Pemulihan Pertanian Aceh Dipercepat, Sekda Apresiasi Kinerja Satgas PRR

JurnalPatroliNews | Aceh Tamiang – Upaya pemulihan sektor pertanian pascabencana hidrometeorologi di Provinsi Aceh mulai menunjukkan hasil yang menggembirakan. Pemerintah bersama Satuan Tugas Percepatan Rehabilitasi dan Rekonstruksi (Satgas PRR) Pascabencana Sumatera terus mempercepat rehabilitasi lahan pertanian agar aktivitas ekonomi masyarakat kembali pulih.

Hingga awal Juli 2026, program optimalisasi lahan pertanian di wilayah terdampak telah mencapai 32 persen, mencakup 18 kabupaten dan kota di Aceh. Capaian tersebut menjadi tonggak penting dalam mempercepat rehabilitasi kawasan pertanian yang sebelumnya rusak akibat banjir dan bencana hidrometeorologi.

Sebagai simbol dimulainya kembali aktivitas pertanian, pemerintah melaksanakan gerakan tanam padi perdana di Desa Bukit Panjang, Kecamatan Karang Baru, Kabupaten Aceh Tamiang, Minggu (5/7/2026).

Sekretaris Daerah Aceh M. Nasir, yang mewakili Gubernur Aceh H. Muzakir Manaf, mengatakan bencana hidrometeorologi telah memberikan dampak signifikan terhadap sektor pertanian daerah.

Data pemerintah mencatat sekitar 57.364 hektare lahan sawah dan 60.438 hektare lahan perkebunan terdampak bencana.
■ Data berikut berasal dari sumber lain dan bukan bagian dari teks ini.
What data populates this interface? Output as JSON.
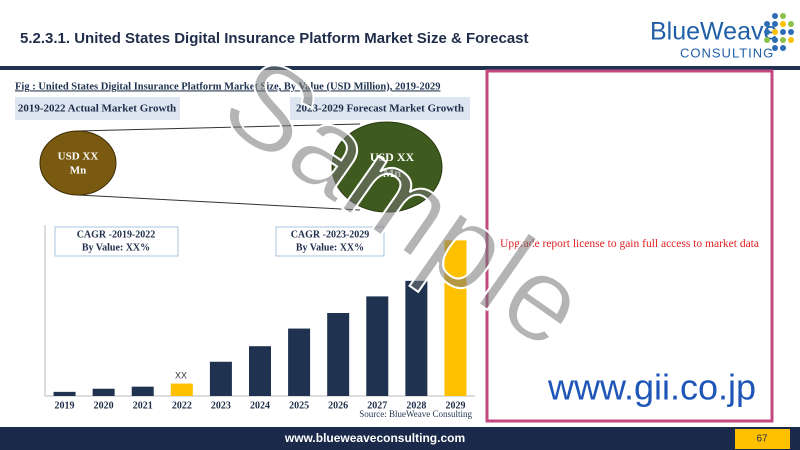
{
  "header": {
    "title": "5.2.3.1. United States Digital Insurance Platform Market Size & Forecast",
    "logo_name": "BlueWeave",
    "logo_sub": "CONSULTING"
  },
  "chart_data": {
    "type": "bar",
    "title": "Fig : United States Digital Insurance Platform Market Size, By Value (USD Million), 2019-2029",
    "categories": [
      "2019",
      "2020",
      "2021",
      "2022",
      "2023",
      "2024",
      "2025",
      "2026",
      "2027",
      "2028",
      "2029"
    ],
    "values": [
      4,
      7,
      9,
      12,
      33,
      48,
      65,
      80,
      96,
      111,
      150
    ],
    "colors": [
      "#1f3350",
      "#1f3350",
      "#1f3350",
      "#ffc000",
      "#1f3350",
      "#1f3350",
      "#1f3350",
      "#1f3350",
      "#1f3350",
      "#1f3350",
      "#ffc000"
    ],
    "ylim": [
      0,
      160
    ],
    "annotations": {
      "actual_period": "2019-2022 Actual Market Growth",
      "forecast_period": "2023-2029 Forecast Market Growth",
      "actual_bubble": [
        "USD XX",
        "Mn"
      ],
      "forecast_bubble": [
        "USD XX",
        "Mn"
      ],
      "cagr_actual": [
        "CAGR -2019-2022",
        "By Value: XX%"
      ],
      "cagr_forecast": [
        "CAGR -2023-2029",
        "By Value: XX%"
      ],
      "bar_label": "XX"
    },
    "source": "Source: BlueWeave Consulting"
  },
  "watermark": "Sample",
  "locked_panel": {
    "message": "Upgrade report license to gain full access to market data"
  },
  "gii": "www.gii.co.jp",
  "footer": {
    "url": "www.blueweaveconsulting.com",
    "page": "67"
  }
}
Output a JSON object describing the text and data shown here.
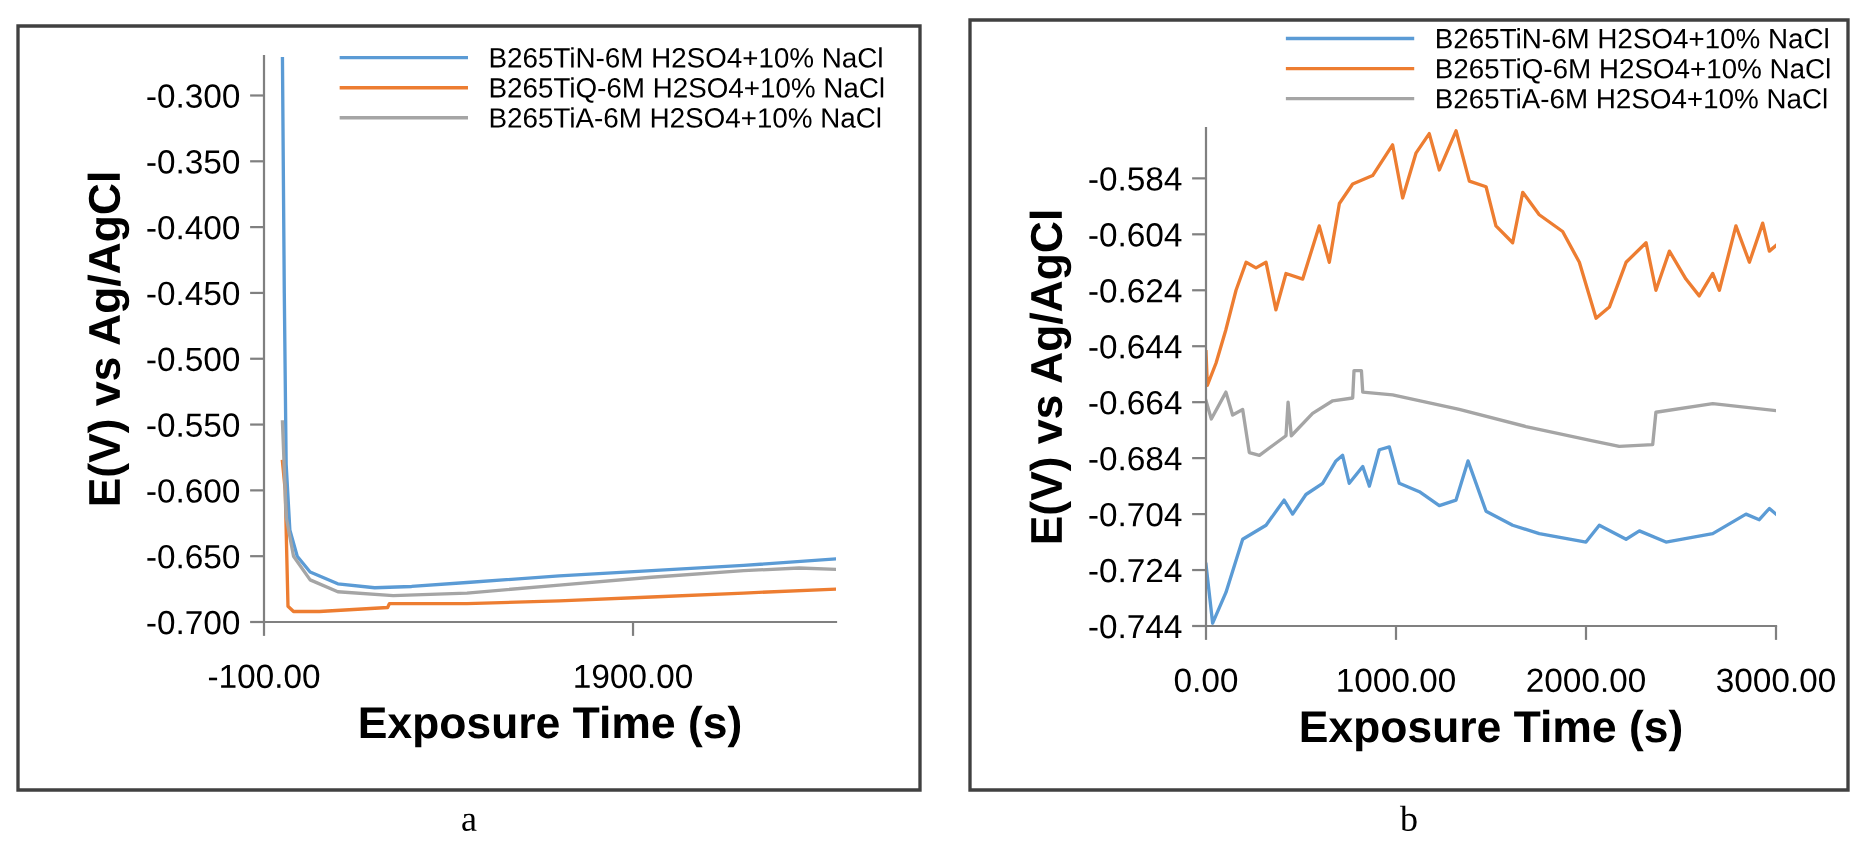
{
  "chart_data": [
    {
      "type": "line",
      "xlabel": "Exposure Time (s)",
      "ylabel": "E(V) vs Ag/AgCl",
      "annotations": [
        "a"
      ],
      "xlim": [
        -100,
        3000
      ],
      "xticks": [
        {
          "value": -100,
          "label": "-100.00"
        },
        {
          "value": 1900,
          "label": "1900.00"
        }
      ],
      "ylim": [
        -0.7,
        -0.27
      ],
      "yticks": [
        {
          "value": -0.7,
          "label": "-0.700"
        },
        {
          "value": -0.65,
          "label": "-0.650"
        },
        {
          "value": -0.6,
          "label": "-0.600"
        },
        {
          "value": -0.55,
          "label": "-0.550"
        },
        {
          "value": -0.5,
          "label": "-0.500"
        },
        {
          "value": -0.45,
          "label": "-0.450"
        },
        {
          "value": -0.4,
          "label": "-0.400"
        },
        {
          "value": -0.35,
          "label": "-0.350"
        },
        {
          "value": -0.3,
          "label": "-0.300"
        }
      ],
      "grid": false,
      "legend": "top right",
      "marker": "none",
      "line_style": "solid",
      "series": [
        {
          "name": "B265TiN-6M H2SO4+10% NaCl",
          "color": "#5b9bd5",
          "x": [
            0,
            10,
            20,
            40,
            80,
            150,
            300,
            500,
            700,
            1000,
            1500,
            2000,
            2500,
            3000
          ],
          "values": [
            -0.272,
            -0.45,
            -0.58,
            -0.63,
            -0.65,
            -0.662,
            -0.671,
            -0.674,
            -0.673,
            -0.67,
            -0.665,
            -0.661,
            -0.657,
            -0.652
          ]
        },
        {
          "name": "B265TiQ-6M H2SO4+10% NaCl",
          "color": "#ed7d31",
          "x": [
            0,
            15,
            30,
            60,
            200,
            570,
            580,
            1000,
            1500,
            2000,
            2500,
            3000
          ],
          "values": [
            -0.578,
            -0.6,
            -0.688,
            -0.692,
            -0.692,
            -0.689,
            -0.686,
            -0.686,
            -0.684,
            -0.681,
            -0.678,
            -0.675
          ]
        },
        {
          "name": "B265TiA-6M H2SO4+10% NaCl",
          "color": "#a5a5a5",
          "x": [
            0,
            20,
            60,
            150,
            300,
            600,
            1000,
            1500,
            2000,
            2500,
            2800,
            3000
          ],
          "values": [
            -0.548,
            -0.62,
            -0.65,
            -0.668,
            -0.677,
            -0.68,
            -0.678,
            -0.672,
            -0.666,
            -0.661,
            -0.659,
            -0.66
          ]
        }
      ]
    },
    {
      "type": "line",
      "xlabel": "Exposure Time (s)",
      "ylabel": "E(V) vs Ag/AgCl",
      "annotations": [
        "b"
      ],
      "xlim": [
        0,
        3000
      ],
      "xticks": [
        {
          "value": 0,
          "label": "0.00"
        },
        {
          "value": 1000,
          "label": "1000.00"
        },
        {
          "value": 2000,
          "label": "2000.00"
        },
        {
          "value": 3000,
          "label": "3000.00"
        }
      ],
      "ylim": [
        -0.744,
        -0.566
      ],
      "yticks": [
        -0.744,
        -0.724,
        -0.704,
        -0.684,
        -0.664,
        -0.644,
        -0.624,
        -0.604,
        -0.584
      ],
      "grid": false,
      "legend": "top",
      "marker": "none",
      "line_style": "solid",
      "series": [
        {
          "name": "B265TiN-6M H2SO4+10% NaCl",
          "color": "#5b9bd5",
          "x": [
            0,
            35,
            105,
            193,
            316,
            411,
            456,
            526,
            614,
            684,
            719,
            754,
            825,
            860,
            912,
            965,
            1017,
            1123,
            1228,
            1316,
            1379,
            1474,
            1614,
            1754,
            2000,
            2070,
            2211,
            2281,
            2421,
            2667,
            2842,
            2912,
            2965,
            3000
          ],
          "values": [
            -0.722,
            -0.743,
            -0.732,
            -0.713,
            -0.708,
            -0.699,
            -0.704,
            -0.697,
            -0.693,
            -0.685,
            -0.683,
            -0.693,
            -0.687,
            -0.694,
            -0.681,
            -0.68,
            -0.693,
            -0.696,
            -0.701,
            -0.699,
            -0.685,
            -0.703,
            -0.708,
            -0.711,
            -0.714,
            -0.708,
            -0.713,
            -0.71,
            -0.714,
            -0.711,
            -0.704,
            -0.706,
            -0.702,
            -0.704
          ]
        },
        {
          "name": "B265TiQ-6M H2SO4+10% NaCl",
          "color": "#ed7d31",
          "x": [
            0,
            7,
            53,
            105,
            158,
            211,
            263,
            316,
            368,
            421,
            509,
            596,
            649,
            702,
            772,
            877,
            982,
            1035,
            1105,
            1175,
            1228,
            1316,
            1386,
            1474,
            1526,
            1614,
            1667,
            1754,
            1877,
            1965,
            2053,
            2123,
            2211,
            2316,
            2368,
            2439,
            2526,
            2596,
            2667,
            2702,
            2789,
            2860,
            2930,
            2965,
            3000
          ],
          "values": [
            -0.646,
            -0.658,
            -0.65,
            -0.638,
            -0.624,
            -0.614,
            -0.616,
            -0.614,
            -0.631,
            -0.618,
            -0.62,
            -0.601,
            -0.614,
            -0.593,
            -0.586,
            -0.583,
            -0.572,
            -0.591,
            -0.575,
            -0.568,
            -0.581,
            -0.567,
            -0.585,
            -0.587,
            -0.601,
            -0.607,
            -0.589,
            -0.597,
            -0.603,
            -0.614,
            -0.634,
            -0.63,
            -0.614,
            -0.607,
            -0.624,
            -0.61,
            -0.62,
            -0.626,
            -0.618,
            -0.624,
            -0.601,
            -0.614,
            -0.6,
            -0.61,
            -0.608
          ]
        },
        {
          "name": "B265TiA-6M H2SO4+10% NaCl",
          "color": "#a5a5a5",
          "x": [
            0,
            28,
            105,
            140,
            193,
            228,
            281,
            421,
            432,
            449,
            561,
            667,
            772,
            779,
            818,
            825,
            982,
            1333,
            1684,
            2035,
            2175,
            2351,
            2368,
            2667,
            3000
          ],
          "values": [
            -0.6635,
            -0.67,
            -0.6604,
            -0.6686,
            -0.6666,
            -0.682,
            -0.683,
            -0.676,
            -0.664,
            -0.676,
            -0.668,
            -0.6635,
            -0.6625,
            -0.6527,
            -0.6527,
            -0.6604,
            -0.6614,
            -0.6666,
            -0.6727,
            -0.6778,
            -0.6798,
            -0.6792,
            -0.6676,
            -0.6645,
            -0.667
          ]
        }
      ]
    }
  ]
}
Kabupaten Aceh Tamiang menjadi salah satu wilayah dengan kerusakan paling parah akibat banjir yang membawa lumpur serta material sedimen ke area persawahan.

Meski demikian, proses rehabilitasi terus berjalan dengan progres yang dinilai cukup baik.

“Kami berterima kasih kepada Menteri Pertanian beserta seluruh jajaran Kementerian Pertanian yang bergerak cepat membantu petani di Aceh. Pemulihan sektor pertanian menjadi prioritas agar roda perekonomian masyarakat kembali bergerak,” ujar M. Nasir.

Menurutnya, proses pemulihan dilakukan secara bertahap berdasarkan tingkat kerusakan lahan. Untuk lahan yang mengalami kerusakan ringan dilakukan optimalisasi, sedangkan lahan dengan tingkat kerusakan sedang direhabilitasi sebelum kembali diolah hingga siap memasuki musim tanam.

Selain memperbaiki lahan, pemerintah juga memperkuat berbagai infrastruktur pendukung pertanian guna mempercepat pemulihan produksi.

Program tersebut meliputi pembangunan dan rehabilitasi sistem irigasi pompa, jaringan perpipaan, bangunan konservasi air, jaringan irigasi tersier, hingga pembangunan Jalan Usaha Tani yang menjadi akses distribusi hasil panen masyarakat.

M. Nasir memberikan apresiasi kepada Satgas PRR Pascabencana Sumatera, Kementerian Pertanian, Dinas Pertanian dan Perkebunan Aceh, Pemerintah Kabupaten Aceh Tamiang, Kodam Iskandar Muda, kelompok tani, serta seluruh unsur yang terlibat dalam percepatan rehabilitasi sektor pertanian.

Menurutnya, keberhasilan pemulihan tidak terlepas dari kolaborasi lintas sektor yang terus diperkuat guna mengembalikan produktivitas lahan sekaligus mempercepat pemulihan ekonomi masyarakat pascabencana.

Gerakan tanam padi perdana tersebut diharapkan menjadi awal bangkitnya kembali sektor pertanian Aceh sekaligus memperkuat ketahanan pangan daerah.

“Tanam perdana hari ini bukan sekadar menaburkan benih, tetapi menjadi simbol bahwa petani Aceh tetap tangguh, optimistis, dan siap menjaga ketersediaan pangan bagi masyarakat,” tegasnya.